Assessing long-distance RNA sequence connectivity via RNA-templated DNA–DNA ligation
Christian K Roy,
Sara Olson,
Brenton R Graveley,
Phillip D Zamore,
Melissa J Moore
Affiliations
Christian K Roy
RNA Therapeutics Institute, Howard Hughes Medical Institute, University of Massachusetts Medical School, Worcester, United States; Department of Biochemistry and Molecular Pharmacology, University of Massachusetts Medical School, Worcester, United States
Sara Olson
Institute for Systems Genomics, Department of Genetics and Developmental Biology, University of Connecticut Health Center, Farmington, United States
Brenton R Graveley
Institute for Systems Genomics, Department of Genetics and Developmental Biology, University of Connecticut Health Center, Farmington, United States
Phillip D Zamore
RNA Therapeutics Institute, Howard Hughes Medical Institute, University of Massachusetts Medical School, Worcester, United States; Department of Biochemistry and Molecular Pharmacology, University of Massachusetts Medical School, Worcester, United States
Melissa J Moore
RNA Therapeutics Institute, Howard Hughes Medical Institute, University of Massachusetts Medical School, Worcester, United States; Department of Biochemistry and Molecular Pharmacology, University of Massachusetts Medical School, Worcester, United States
Many RNAs, including pre-mRNAs and long non-coding RNAs, can be thousands of nucleotides long and undergo complex post-transcriptional processing.

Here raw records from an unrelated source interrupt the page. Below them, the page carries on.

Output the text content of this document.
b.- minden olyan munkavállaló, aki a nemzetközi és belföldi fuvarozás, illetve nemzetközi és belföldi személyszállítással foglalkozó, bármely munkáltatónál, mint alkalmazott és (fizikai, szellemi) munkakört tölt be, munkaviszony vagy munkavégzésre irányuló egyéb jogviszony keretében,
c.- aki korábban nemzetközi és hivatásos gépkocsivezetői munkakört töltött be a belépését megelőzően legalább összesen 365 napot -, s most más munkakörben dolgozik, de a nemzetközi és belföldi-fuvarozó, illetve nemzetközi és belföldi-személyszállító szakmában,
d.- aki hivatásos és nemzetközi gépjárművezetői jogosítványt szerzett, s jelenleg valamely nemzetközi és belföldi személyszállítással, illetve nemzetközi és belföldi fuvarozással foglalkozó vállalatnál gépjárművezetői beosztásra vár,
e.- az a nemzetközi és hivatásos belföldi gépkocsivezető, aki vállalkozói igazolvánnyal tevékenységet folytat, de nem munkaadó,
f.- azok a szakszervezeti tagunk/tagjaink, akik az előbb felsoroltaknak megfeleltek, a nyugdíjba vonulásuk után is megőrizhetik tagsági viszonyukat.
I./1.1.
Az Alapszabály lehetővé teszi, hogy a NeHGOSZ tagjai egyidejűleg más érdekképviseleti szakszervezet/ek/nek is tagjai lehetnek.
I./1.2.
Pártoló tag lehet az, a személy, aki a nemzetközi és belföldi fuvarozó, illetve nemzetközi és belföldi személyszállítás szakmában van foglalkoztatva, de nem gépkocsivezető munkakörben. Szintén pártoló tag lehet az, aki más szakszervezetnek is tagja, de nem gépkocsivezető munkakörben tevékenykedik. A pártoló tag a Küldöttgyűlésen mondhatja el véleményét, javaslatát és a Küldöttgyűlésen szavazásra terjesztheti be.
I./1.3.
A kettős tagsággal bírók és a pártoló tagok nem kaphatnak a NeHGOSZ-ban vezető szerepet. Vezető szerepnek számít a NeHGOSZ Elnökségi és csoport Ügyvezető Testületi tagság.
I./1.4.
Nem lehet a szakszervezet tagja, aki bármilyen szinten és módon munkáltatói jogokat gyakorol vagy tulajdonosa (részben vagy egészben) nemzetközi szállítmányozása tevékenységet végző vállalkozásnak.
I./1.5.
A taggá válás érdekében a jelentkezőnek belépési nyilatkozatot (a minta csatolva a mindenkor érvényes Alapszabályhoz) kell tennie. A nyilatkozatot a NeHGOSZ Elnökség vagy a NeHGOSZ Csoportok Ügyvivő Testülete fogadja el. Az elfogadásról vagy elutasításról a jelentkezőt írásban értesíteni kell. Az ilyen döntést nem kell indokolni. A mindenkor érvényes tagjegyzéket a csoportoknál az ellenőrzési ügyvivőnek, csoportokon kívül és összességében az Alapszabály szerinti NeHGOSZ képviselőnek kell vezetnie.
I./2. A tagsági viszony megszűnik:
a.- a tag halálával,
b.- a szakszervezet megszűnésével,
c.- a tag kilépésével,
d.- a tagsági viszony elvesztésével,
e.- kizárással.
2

Multiple sites of alternative splicing within a single gene exponentially increase the number of possible spliced isoforms, with most human genes currently estimated to express at least ten. To understand the mechanisms underlying these complex isoform expression patterns, methods are needed that faithfully maintain long-range exon connectivity information in individual RNA molecules. In this study, we describe SeqZip, a methodology that uses RNA-templated DNA–DNA ligation to retain and compress connectivity between distant sequences within single RNA molecules. Using this assay, we test proposed coordination between distant sites of alternative exon utilization in mouse Fn1, and we characterize the extraordinary exon diversity of Drosophila melanogaster Dscam1.